Topic: Tauranga’s Public Art Issues
It was great to see a turnout of over 100 persons at the public art forum held on the evening of Tuesday 14th May at the Tauranga Art Gallery to discuss Tauranga's public art issues. Story by Pete Morris. The reason for calling this forum is the need to formulate a Tauranga City public art policy to decide what art we residents should be living with and what public art best represents our city to others.
Public art often tells the story of the city, but often pieces are commissioned solely because they bring joy and add to the richness of our lives. The iconic kinetic sculpture we know as the 'Bucket Fountain' in Wellington's Cuba Mall is a good example of this.

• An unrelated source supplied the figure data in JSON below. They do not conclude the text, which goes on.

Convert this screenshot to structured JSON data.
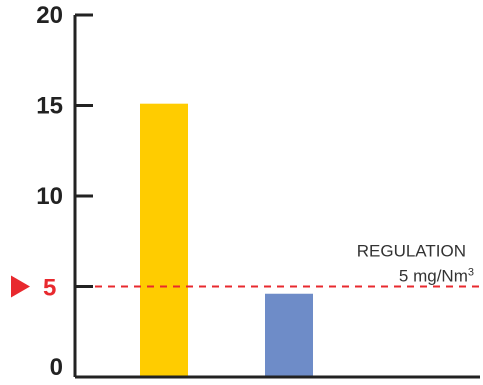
{
  "chart_data": {
    "type": "bar",
    "categories": [
      "",
      ""
    ],
    "values": [
      15.1,
      4.6
    ],
    "bar_colors": [
      "#FFCC00",
      "#6E8CC8"
    ],
    "title": "",
    "xlabel": "",
    "ylabel": "",
    "ylim": [
      0,
      20
    ],
    "yticks": [
      0,
      5,
      10,
      15,
      20
    ],
    "ytick_labels": [
      "0",
      "5",
      "10",
      "15",
      "20"
    ],
    "grid": false,
    "reference_line": {
      "value": 5,
      "label": "5",
      "color": "#E8292E",
      "style": "dashed",
      "annotation_line1": "REGULATION",
      "annotation_line2": "5 mg/Nm",
      "annotation_superscript": "3"
    }
  },
  "colors": {
    "axis": "#222222",
    "text": "#222222",
    "annotation_text": "#333333",
    "reference": "#E8292E"
  }
}
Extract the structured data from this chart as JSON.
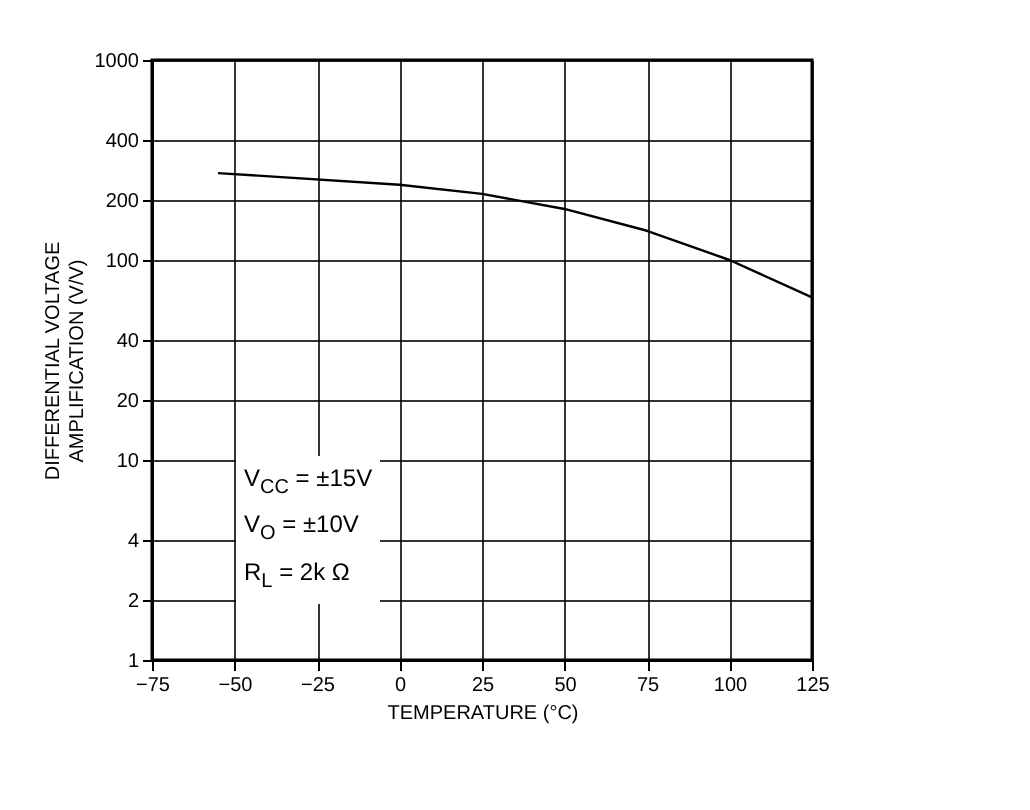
{
  "chart_data": {
    "type": "line",
    "xlabel": "TEMPERATURE (°C)",
    "ylabel": "DIFFERENTIAL VOLTAGE\nAMPLIFICATION (V/V)",
    "x": [
      -55,
      0,
      25,
      50,
      75,
      100,
      125
    ],
    "series": [
      {
        "color": "#000000",
        "values": [
          272,
          238,
          214,
          180,
          140,
          100,
          65
        ]
      }
    ],
    "xlim": [
      -75,
      125
    ],
    "xticks": [
      -75,
      -50,
      -25,
      0,
      25,
      50,
      75,
      100,
      125
    ],
    "ylim": [
      1,
      1000
    ],
    "yticks": [
      1,
      2,
      4,
      10,
      20,
      40,
      100,
      200,
      400,
      1000
    ],
    "log": true,
    "grid": true,
    "annotations": [
      "V$_{CC}$ = ±15V",
      "V$_{O}$ = ±10V",
      "R$_{L}$ = 2k Ω"
    ]
  }
}
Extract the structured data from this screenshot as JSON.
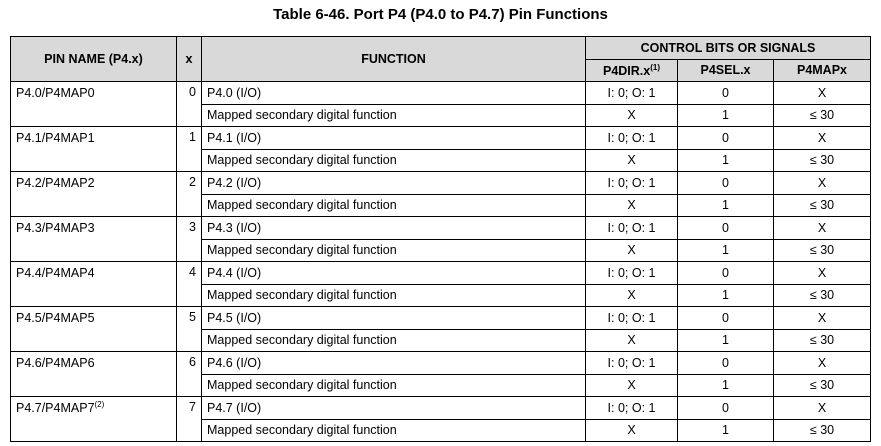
{
  "title": "Table 6-46. Port P4 (P4.0 to P4.7) Pin Functions",
  "headers": {
    "pin_name": "PIN NAME (P4.x)",
    "x": "x",
    "function": "FUNCTION",
    "control": "CONTROL BITS OR SIGNALS",
    "p4dir": "P4DIR.x",
    "p4dir_note": "(1)",
    "p4sel": "P4SEL.x",
    "p4map": "P4MAPx"
  },
  "rows": [
    {
      "pin": "P4.0/P4MAP0",
      "note": "",
      "x": "0",
      "funcs": [
        {
          "name": "P4.0 (I/O)",
          "dir": "I: 0; O: 1",
          "sel": "0",
          "map": "X"
        },
        {
          "name": "Mapped secondary digital function",
          "dir": "X",
          "sel": "1",
          "map": "≤ 30"
        }
      ]
    },
    {
      "pin": "P4.1/P4MAP1",
      "note": "",
      "x": "1",
      "funcs": [
        {
          "name": "P4.1 (I/O)",
          "dir": "I: 0; O: 1",
          "sel": "0",
          "map": "X"
        },
        {
          "name": "Mapped secondary digital function",
          "dir": "X",
          "sel": "1",
          "map": "≤ 30"
        }
      ]
    },
    {
      "pin": "P4.2/P4MAP2",
      "note": "",
      "x": "2",
      "funcs": [
        {
          "name": "P4.2 (I/O)",
          "dir": "I: 0; O: 1",
          "sel": "0",
          "map": "X"
        },
        {
          "name": "Mapped secondary digital function",
          "dir": "X",
          "sel": "1",
          "map": "≤ 30"
        }
      ]
    },
    {
      "pin": "P4.3/P4MAP3",
      "note": "",
      "x": "3",
      "funcs": [
        {
          "name": "P4.3 (I/O)",
          "dir": "I: 0; O: 1",
          "sel": "0",
          "map": "X"
        },
        {
          "name": "Mapped secondary digital function",
          "dir": "X",
          "sel": "1",
          "map": "≤ 30"
        }
      ]
    },
    {
      "pin": "P4.4/P4MAP4",
      "note": "",
      "x": "4",
      "funcs": [
        {
          "name": "P4.4 (I/O)",
          "dir": "I: 0; O: 1",
          "sel": "0",
          "map": "X"
        },
        {
          "name": "Mapped secondary digital function",
          "dir": "X",
          "sel": "1",
          "map": "≤ 30"
        }
      ]
    },
    {
      "pin": "P4.5/P4MAP5",
      "note": "",
      "x": "5",
      "funcs": [
        {
          "name": "P4.5 (I/O)",
          "dir": "I: 0; O: 1",
          "sel": "0",
          "map": "X"
        },
        {
          "name": "Mapped secondary digital function",
          "dir": "X",
          "sel": "1",
          "map": "≤ 30"
        }
      ]
    },
    {
      "pin": "P4.6/P4MAP6",
      "note": "",
      "x": "6",
      "funcs": [
        {
          "name": "P4.6 (I/O)",
          "dir": "I: 0; O: 1",
          "sel": "0",
          "map": "X"
        },
        {
          "name": "Mapped secondary digital function",
          "dir": "X",
          "sel": "1",
          "map": "≤ 30"
        }
      ]
    },
    {
      "pin": "P4.7/P4MAP7",
      "note": "(2)",
      "x": "7",
      "funcs": [
        {
          "name": "P4.7 (I/O)",
          "dir": "I: 0; O: 1",
          "sel": "0",
          "map": "X"
        },
        {
          "name": "Mapped secondary digital function",
          "dir": "X",
          "sel": "1",
          "map": "≤ 30"
        }
      ]
    }
  ]
}
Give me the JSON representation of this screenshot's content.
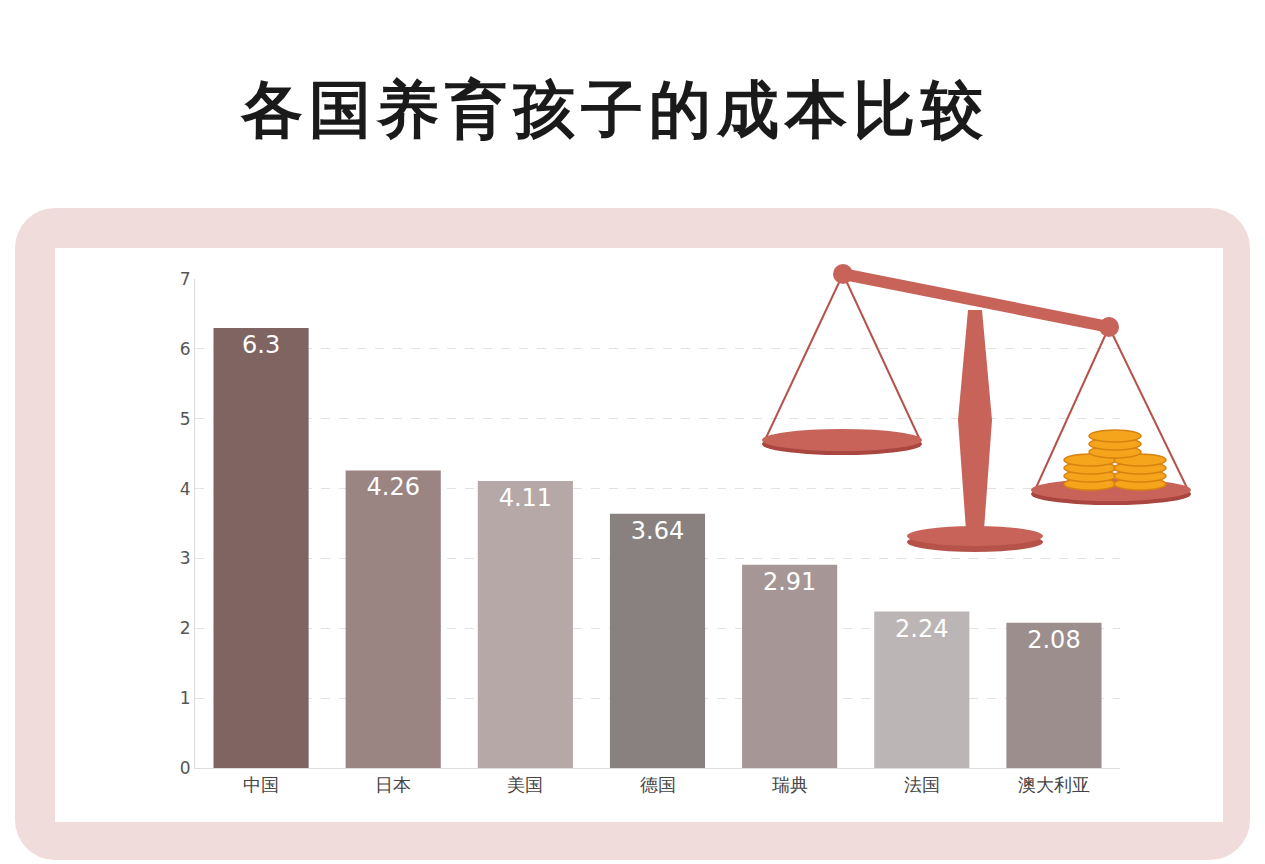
{
  "chart_data": {
    "type": "bar",
    "title": "各国养育孩子的成本比较",
    "categories": [
      "中国",
      "日本",
      "美国",
      "德国",
      "瑞典",
      "法国",
      "澳大利亚"
    ],
    "values": [
      6.3,
      4.26,
      4.11,
      3.64,
      2.91,
      2.24,
      2.08
    ],
    "colors": [
      "#7f6462",
      "#9a8583",
      "#b5a8a7",
      "#88817f",
      "#a69796",
      "#bbb6b5",
      "#9c8e8d"
    ],
    "ylim": [
      0,
      7
    ],
    "yticks": [
      0,
      1,
      2,
      3,
      4,
      5,
      6,
      7
    ],
    "grid": true,
    "data_labels": true
  }
}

The atrium of the gallery was filled to capacity by a diverse representation of people including Tauranga's art community, Tauranga City Council and other interested parties.
The evening was well structured and began with a very informative address by University of Auckland Associate Professor Linda Tyler, who has a background in art and in matters concerning public art.
'Three Whales' - sculpture by Peter Cramond outside the Papamoa Library.
Following this it was most interesting to listen to the views of other invited speakers amongst whom were Creative Tauranga's Grant Sowter, Councillor Terry Molloy and Mary Stewart from the Bay of Plenty Polytechnic.
The open discussion and questions that followed were both encouraging and illuminating.
I was most impressed by the fortitude of Erin Plummer, who spoke at the forum.
My impression after the meeting was that we have a group of councillors headed by Terry Molloy, who are genuinely interested in this issue and are keen to engage after seeking guidance from the art community.
Some members of the art community let it be known that the council should be showing leadership and should have been more proactive in formulating policy as part of the city planning they have responsibility for.
After listening to some of the strongly voiced the opinions offered by those members I sensed a prickly combative tone, probably born of historic issues, that didn't seem particularly helpful given the circumstances and the need to move forward.
If the politicians are paying lip service to this issue it will become apparent very quickly.
It seems to me that the way ahead is to form a focus group consisting of Councillor Terry Molloy and interested councillors and a group representing the community to work on putting a public art policy together based on the experience and work of Associate Professor Linda Tyler.
With the wonders of modern communication it might be an idea to ask for her guidance during the process.
The Community group could comprise someone with an art background, someone with a knowledge of procedural matters, someone representing local Iwi, an artist who doesn't seek public commissions, and importantly someone representing the young people who will lead the city in the years to come.
'Graffiti Writing' - street art by Ras.1. - Tauranga Harbour Bridge.
Oh the chin wagging and huddled debate that would result over the composition of such a group representing the art community!
It would be good to have new faces and not what could be described as members of our 'art establishment' (good folks who have a long list of busy commitments already) on that focus group.
With a constructive partnership and the will to work together anyone interested in this issue would be keen to see a workable process regarding applications and decisions regarding Tauranga's public art put in place.
Many cities have done this already and there is agreement that a policy and process is long overdue in Tauranga.
This would ensure that quality public art is what Tauranga City is known for and that more public art becomes something for all to enjoy.
There was considerable public debate when the first painting of Owen Dippie's 'Renaissance Project' was stopped by opponents of the artwork and Iwi. At the time I did wonder how iwi felt about the popular and very expensive Hairy McLary project soon to be gracing our waterfront.
Anne Pankhurst and others involved in the 'Renaissance Project' must know that until a public art policy is put in place that project has been effectively put on hold.
Council will regard the project as 'too hot to handle' and will have a safe 'fall back' position until such a policy is in place.
In street art parlance Tauranga's Owen Dippie is a 'character' painter. His talent has to do with the scale of his works executed without the aid of 'gridding' or projection. Like many artists he often works from photographs. Owen is probably New Zealand's top artist in this particular style of street art.
When we consider all the styles of street art artists BMD from Wellington take street art in an entirely different creative direction. The work of these two young artists can be found at http://www..bmdisyourfriend.com/
The position of Owen's well known C.F.Goldie painting opposite the Tauranga Art Gallery has focussed much needed attention on public art and has certainly caused plenty of excitement amongst some of those we employ at our gallery.
The painting may well have done more to introduce young people to the work of Charles Goldie than the gallery ever has.
Unfortunately many young people between the ages of 15 - 25 are completely disengaged with their public gallery at the present time.
Maybe the gallery could offer an exhibition showing the many different types of street art to draw this demographic in.
by Pete Morris (2013).
Pete Morris is an occasional painter and an art lover. He is a freelance writer with a particular interest in promoting the visual arts in Tauranga and the Bay of Plenty.